Patrick W. Dowd, State University of New York at Buffalo
Saragur M. Srinidhi, NASA Lewis Research Center

ATM and cluster-based computing provide a possible solution to the need for supercomputing power without the economic implications. If a fraction of the idle CPU cycles of workstations could be harnessed together, it would be a very valuable resource. Cluster-computing is becoming increasingly important as evidenced by the number of large corporations who have recently replaced supercomputers with clusters. This tutorial begins with a description of ATM and proceeds to an introduction of distributed computing, including the software environment, such as message-passing libraries and other required-system level software.

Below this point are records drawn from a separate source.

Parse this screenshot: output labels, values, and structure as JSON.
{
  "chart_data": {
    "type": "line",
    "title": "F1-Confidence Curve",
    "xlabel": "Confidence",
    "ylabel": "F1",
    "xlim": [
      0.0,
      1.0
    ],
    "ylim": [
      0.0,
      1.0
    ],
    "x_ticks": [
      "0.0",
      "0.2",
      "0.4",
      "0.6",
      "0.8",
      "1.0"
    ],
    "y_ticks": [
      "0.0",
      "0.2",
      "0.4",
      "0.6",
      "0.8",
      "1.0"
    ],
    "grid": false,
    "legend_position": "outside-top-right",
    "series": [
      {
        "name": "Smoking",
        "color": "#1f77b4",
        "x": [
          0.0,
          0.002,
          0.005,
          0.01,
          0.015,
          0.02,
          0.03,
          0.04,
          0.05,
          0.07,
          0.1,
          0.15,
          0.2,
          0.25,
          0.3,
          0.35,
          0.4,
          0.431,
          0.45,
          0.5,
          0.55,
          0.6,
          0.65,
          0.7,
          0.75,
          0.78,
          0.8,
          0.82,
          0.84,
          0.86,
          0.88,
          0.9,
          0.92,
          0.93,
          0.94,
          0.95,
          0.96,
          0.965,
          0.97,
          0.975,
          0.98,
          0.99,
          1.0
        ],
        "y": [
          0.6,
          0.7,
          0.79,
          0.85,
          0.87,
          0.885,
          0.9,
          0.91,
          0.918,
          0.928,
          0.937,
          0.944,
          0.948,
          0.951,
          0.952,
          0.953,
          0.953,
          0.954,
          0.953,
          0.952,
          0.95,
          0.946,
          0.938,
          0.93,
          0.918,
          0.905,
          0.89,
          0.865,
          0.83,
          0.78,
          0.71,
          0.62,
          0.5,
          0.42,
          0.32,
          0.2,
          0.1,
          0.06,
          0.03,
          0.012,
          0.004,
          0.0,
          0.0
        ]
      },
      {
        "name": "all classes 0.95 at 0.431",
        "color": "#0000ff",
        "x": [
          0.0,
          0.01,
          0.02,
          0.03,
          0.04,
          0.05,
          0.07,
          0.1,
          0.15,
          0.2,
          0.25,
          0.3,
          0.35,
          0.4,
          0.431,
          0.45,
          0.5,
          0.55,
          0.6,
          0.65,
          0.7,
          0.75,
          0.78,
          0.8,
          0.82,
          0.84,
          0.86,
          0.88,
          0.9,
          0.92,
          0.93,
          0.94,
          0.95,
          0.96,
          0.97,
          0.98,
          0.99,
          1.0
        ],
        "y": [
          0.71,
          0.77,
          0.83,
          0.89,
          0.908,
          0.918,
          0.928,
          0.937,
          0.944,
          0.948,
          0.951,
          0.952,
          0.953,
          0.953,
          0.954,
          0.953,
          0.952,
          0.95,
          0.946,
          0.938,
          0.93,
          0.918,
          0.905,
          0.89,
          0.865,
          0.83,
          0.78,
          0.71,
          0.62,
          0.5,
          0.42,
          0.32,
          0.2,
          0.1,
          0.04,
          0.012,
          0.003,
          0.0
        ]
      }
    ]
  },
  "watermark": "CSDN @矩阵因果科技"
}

Specific examples are examined, and the advantages and disadvantages for both local cluster-based platforms and geographically distributed systems are quantified.


Patrick W. Dowd received a B.S.E.E. from the State University of New York at Buffalo, and the M.S. and Ph.D degrees in electrical engineering from Syracuse University. He was with the IBM Corporation as a staff engineer with System Design at the IBM Glendale Processor Development Laboratory. His main effort was in the area of processor communication subsystem design for future systems. Dowd joined the Department of Electrical and Computer Engineering at SUNY-Buffalo as an assistant professor in 1989. He is on the editorial board of the International Journal on Computer Simulation. He is a member of IEEE, ACM, and SPIE, with research interests in optical interconnects, distributed and parallel computer architectures, and computer communication.

Saragur M. Srinidhi received a B.E. in electronics and communications engineering from Bangalore University in India and M.S. and Ph.D degrees in electrical engineering from Cleveland State University. He is a former systems engineer in the Networks Group at HCL India, New Delhi, and was a telecommunication analyst with BP America. He joined Sterling Software's Scientific Systems Division in 1992 where he is a senior consulting engineer with the High-Performance Networks group at NASA Lewis Research Center in Cleveland, Ohio. He is a principle investigator for NASA's ACTS ATM experiments and is involved in prototyping wide-area ATM networking in support of dispersed computing. His research interests are in performance modeling, congestion control, and transport level issues in ATM. Srindhi is a member of the Graduate Faculty at Cleveland State University and a member of the IEEE and ACM.